Applying perceptual expertise protocols to teach face recognition skills in autism is more challenging than teaching other types of object and face recognition skills. As discussed in the previous section, because faces are perceived to be threatening and aversive stimuli, individuals with ASD will be less motivated to engage in the level of face training necessary to improve their recognition skills. Despite the inherent obstacles, efforts to teach face processing skills to individuals with ASD have produced some, albeit limited, success. Faja et al. (2007) conducted individualized laboratory face training sessions over a three week period with a small group of adults with ASD. The results showed that trained individuals (N = 5) significantly improved in their ability to discriminate spacing differences in the eye region. Although these results provide “proof of concept” for the face training approach in ASD, the intervention tested only small number of participants and the individualized lab training was not practical for a large-scale intervention.

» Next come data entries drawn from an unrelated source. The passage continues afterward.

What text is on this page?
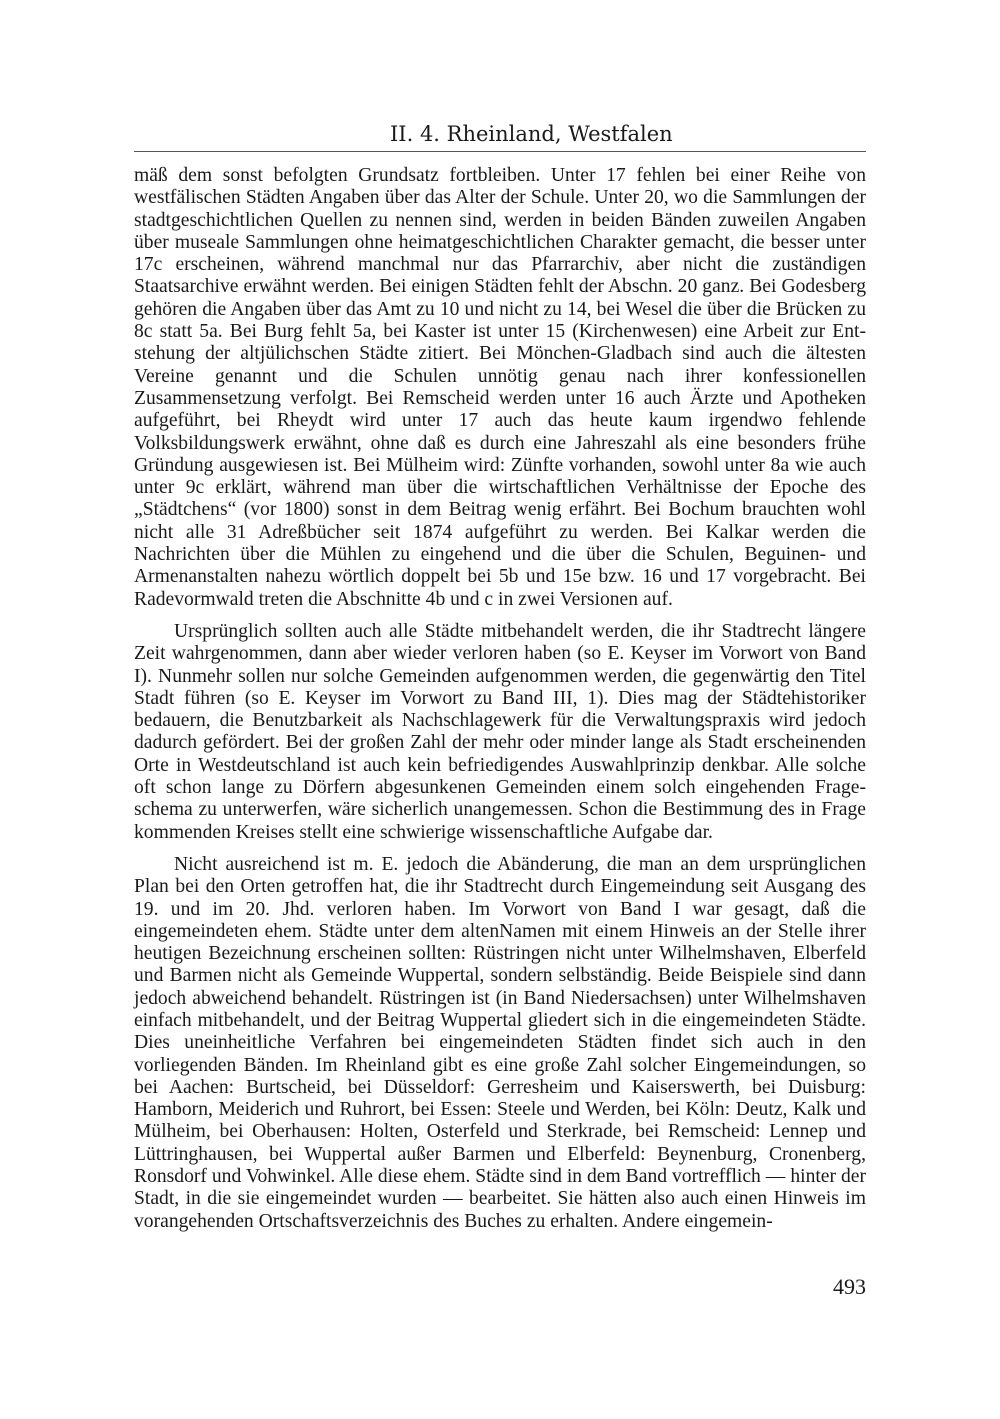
II. 4. Rheinland, Westfalen

mäß dem sonst befolgten Grundsatz fortbleiben. Unter 17 fehlen bei einer Reihe von westfälischen Städten Angaben über das Alter der Schule. Unter 20, wo die Sammlungen der stadtgeschichtlichen Quellen zu nennen sind, werden in beiden Bänden zuweilen Angaben über museale Sammlungen ohne heimatgeschichtlichen Charakter gemacht, die besser unter 17c erscheinen, während manchmal nur das Pfarrarchiv, aber nicht die zuständigen Staatsarchive erwähnt werden. Bei einigen Städten fehlt der Abschn. 20 ganz. Bei Godesberg gehören die Angaben über das Amt zu 10 und nicht zu 14, bei Wesel die über die Brücken zu 8c statt 5a. Bei Burg fehlt 5a, bei Kaster ist unter 15 (Kirchenwesen) eine Arbeit zur Entstehung der altjülichschen Städte zitiert. Bei Mönchen-Gladbach sind auch die ältesten Vereine genannt und die Schulen unnötig genau nach ihrer konfessionellen Zusammensetzung verfolgt. Bei Remscheid werden unter 16 auch Ärzte und Apotheken aufgeführt, bei Rheydt wird unter 17 auch das heute kaum irgendwo fehlende Volksbildungswerk erwähnt, ohne daß es durch eine Jahreszahl als eine besonders frühe Gründung ausgewiesen ist. Bei Mülheim wird: Zünfte vorhanden, sowohl unter 8a wie auch unter 9c erklärt, während man über die wirtschaftlichen Verhältnisse der Epoche des „Städtchens“ (vor 1800) sonst in dem Beitrag wenig erfährt. Bei Bochum brauchten wohl nicht alle 31 Adreßbücher seit 1874 aufgeführt zu werden. Bei Kalkar werden die Nachrichten über die Mühlen zu eingehend und die über die Schulen, Beguinen- und Armenanstalten nahezu wörtlich doppelt bei 5b und 15e bzw. 16 und 17 vorgebracht. Bei Radevormwald treten die Abschnitte 4b und c in zwei Versionen auf.

Ursprünglich sollten auch alle Städte mitbehandelt werden, die ihr Stadtrecht längere Zeit wahrgenommen, dann aber wieder verloren haben (so E. Keyser im Vorwort von Band I). Nunmehr sollen nur solche Gemeinden aufgenommen werden, die gegenwärtig den Titel Stadt führen (so E. Keyser im Vorwort zu Band III, 1). Dies mag der Städtehistoriker bedauern, die Benutzbarkeit als Nachschlagewerk für die Verwaltungspraxis wird jedoch dadurch gefördert. Bei der großen Zahl der mehr oder minder lange als Stadt erscheinenden Orte in Westdeutschland ist auch kein befriedigendes Auswahlprinzip denkbar. Alle solche oft schon lange zu Dörfern abgesunkenen Gemeinden einem solch eingehenden Frageschema zu unterwerfen, wäre sicherlich unangemessen. Schon die Bestimmung des in Frage kommenden Kreises stellt eine schwierige wissenschaftliche Aufgabe dar.

Nicht ausreichend ist m. E. jedoch die Abänderung, die man an dem ursprünglichen Plan bei den Orten getroffen hat, die ihr Stadtrecht durch Eingemeindung seit Ausgang des 19. und im 20. Jhd. verloren haben. Im Vorwort von Band I war gesagt, daß die eingemeindeten ehem. Städte unter dem altenNamen mit einem Hinweis an der Stelle ihrer heutigen Bezeichnung erscheinen sollten: Rüstringen nicht unter Wilhelmshaven, Elberfeld und Barmen nicht als Gemeinde Wuppertal, sondern selbständig. Beide Beispiele sind dann jedoch abweichend behandelt. Rüstringen ist (in Band Niedersachsen) unter Wilhelmshaven einfach mitbehandelt, und der Beitrag Wuppertal gliedert sich in die eingemeindeten Städte. Dies uneinheitliche Verfahren bei eingemeindeten Städten findet sich auch in den vorliegenden Bänden. Im Rheinland gibt es eine große Zahl solcher Eingemeindungen, so bei Aachen: Burtscheid, bei Düsseldorf: Gerresheim und Kaiserswerth, bei Duisburg: Hamborn, Meiderich und Ruhrort, bei Essen: Steele und Werden, bei Köln: Deutz, Kalk und Mülheim, bei Oberhausen: Holten, Osterfeld und Sterkrade, bei Remscheid: Lennep und Lüttringhausen, bei Wuppertal außer Barmen und Elberfeld: Beynenburg, Cronenberg, Ronsdorf und Vohwinkel. Alle diese ehem. Städte sind in dem Band vortrefflich — hinter der Stadt, in die sie eingemeindet wurden — bearbeitet. Sie hätten also auch einen Hinweis im vorangehenden Ortschaftsverzeichnis des Buches zu erhalten. Andere eingemein-

493
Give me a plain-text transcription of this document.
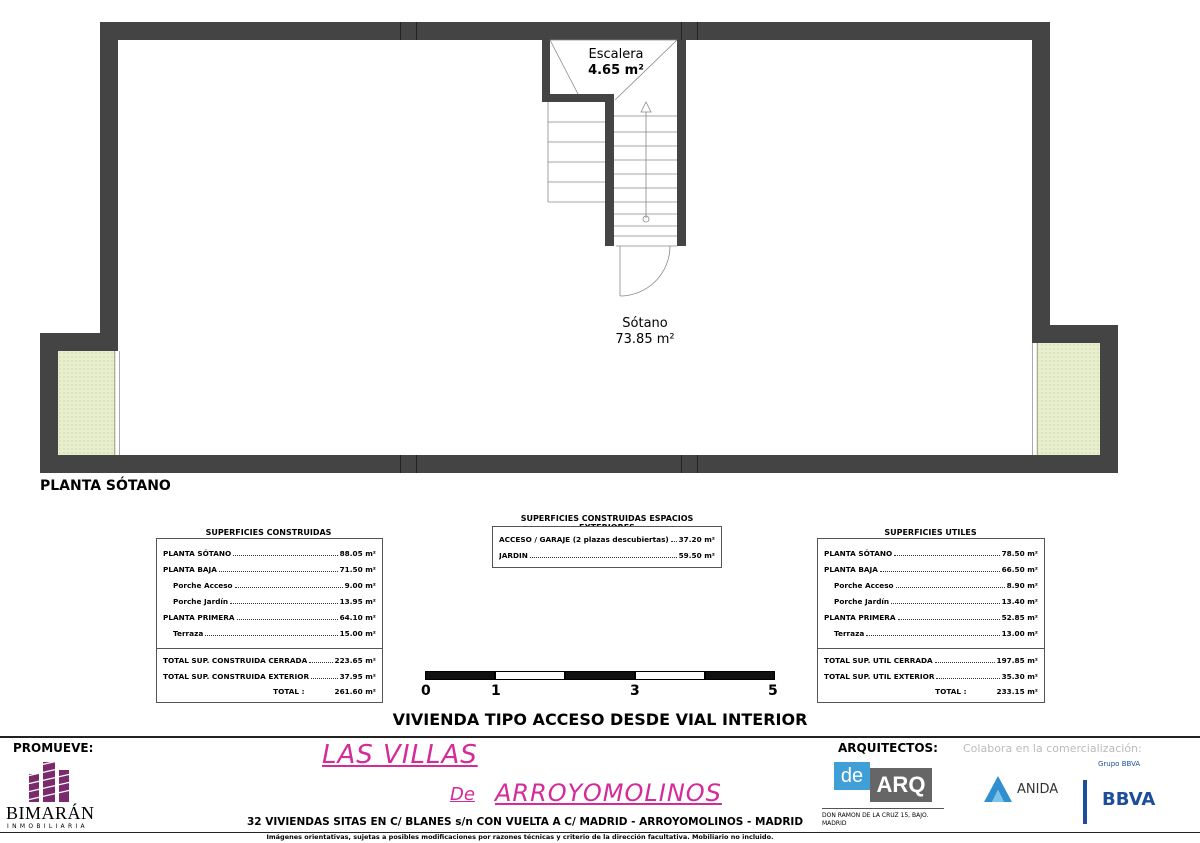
Escalera
4.65 m²
Sótano
73.85 m²
PLANTA SÓTANO
PLANTA SÓTANO	88.05 m²
PLANTA BAJA	71.50 m²
Porche Acceso	9.00 m²
Porche Jardín	13.95 m²
PLANTA PRIMERA	64.10 m²
Terraza	15.00 m²
TOTAL SUP. CONSTRUIDA CERRADA	223.65 m²
TOTAL SUP. CONSTRUIDA EXTERIOR	37.95 m²
TOTAL :	261.60 m²
SUPERFICIES CONSTRUIDAS
SUPERFICIES CONSTRUIDAS ESPACIOS
ACCESO / GARAJE (2 plazas descubiertas) 37.20 m²
JARDIN	59.50 m²
SUPERFICIES UTILES
PLANTA SÓTANO	78.50 m²
PLANTA BAJA	66.50 m²
Porche Acceso	8.90 m²
Porche Jardín	13.40 m²
PLANTA PRIMERA	52.85 m²
Terraza	13.00 m²
TOTAL SUP. UTIL CERRADA	197.85 m²
TOTAL SUP. UTIL EXTERIOR	35.30 m²
TOTAL :	233.15 m²
0	1	3	5
VIVIENDA TIPO ACCESO DESDE VIAL INTERIOR
PROMUEVE:
BIMARÁN
INMOBILIARIA
LAS VILLAS
De ARROYOMOLINOS
32 VIVIENDAS SITAS EN C/ BLANES s/n CON VUELTA A C/ MADRID - ARROYOMOLINOS - MADRID
Imágenes orientativas, sujetas a posibles modificaciones por razones técnicas y criterio de la dirección facultativa. Mobiliario no incluido.
ARQUITECTOS:
de ARQ
DON RAMON DE LA CRUZ 15, BAJO. MADRID
Colabora en la comercialización:
Grupo BBVA
ANIDA BBVA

Other computer-based programs have provided a reasonable alternative to the one-on-one training method. Computer-based training is a desirable method of autism intervention because it: (1) is cost-effective and easy to disseminate, (2) provides a consistent learning environment and (3) can be modified according to the unique needs of the ASD learner (Battocchi et al. 2010). Programs such as Emotion Trainer (Silver and Oakes 2001), Frankfurt Test and Training of Facial Affect Recognition (Bolte et al. 2002), FaceSay (Hopkins et al. 2011) and Let’s Face It! (Tanaka et al. 2010) have been developed for individuals with ASD and achieved some success. For example, after playing 20 hours of the Let’s Face It! program, children with ASD improved in their holistic recognition of eye features (Tanaka et al. 2010). In another study, children who played the social skills program FaceSay two times a week for 6 weeks improved in their recognition of facial emotions and exhibited more positive social interactions on the playground (Hopkins et al. 2011). In the future, technological innovations in automatic face recognition (Deriso et al. 2012), robotics (Scassellati et al. 2012) and virtual reality (Kandalaft et al. 2013) may further improve the efficacy of face training for persons with ASD.

Final Words

This review began describing the face recognition deficits in autism. We highlighted that impaired face recognition can lead to cascading problems in social and emotional functioning, and therefore, investigated three accounts of the phenomena in which we explored the holistic, local perceptual bias, and eyes avoidance hypotheses for autism face processing. Our analysis suggests face recognition deficits in autism cannot be explained by the absence of holistic and or global perceptual strategies. Rather, the “eye avoidance” hypothesis helps to account for the selective pattern of face deficits in autism across eye tracking, comparative group, skin conductance, and neuroanatomical studies. Further exploration of the “eye avoidance” hypothesis provides optimism for future face training interventions.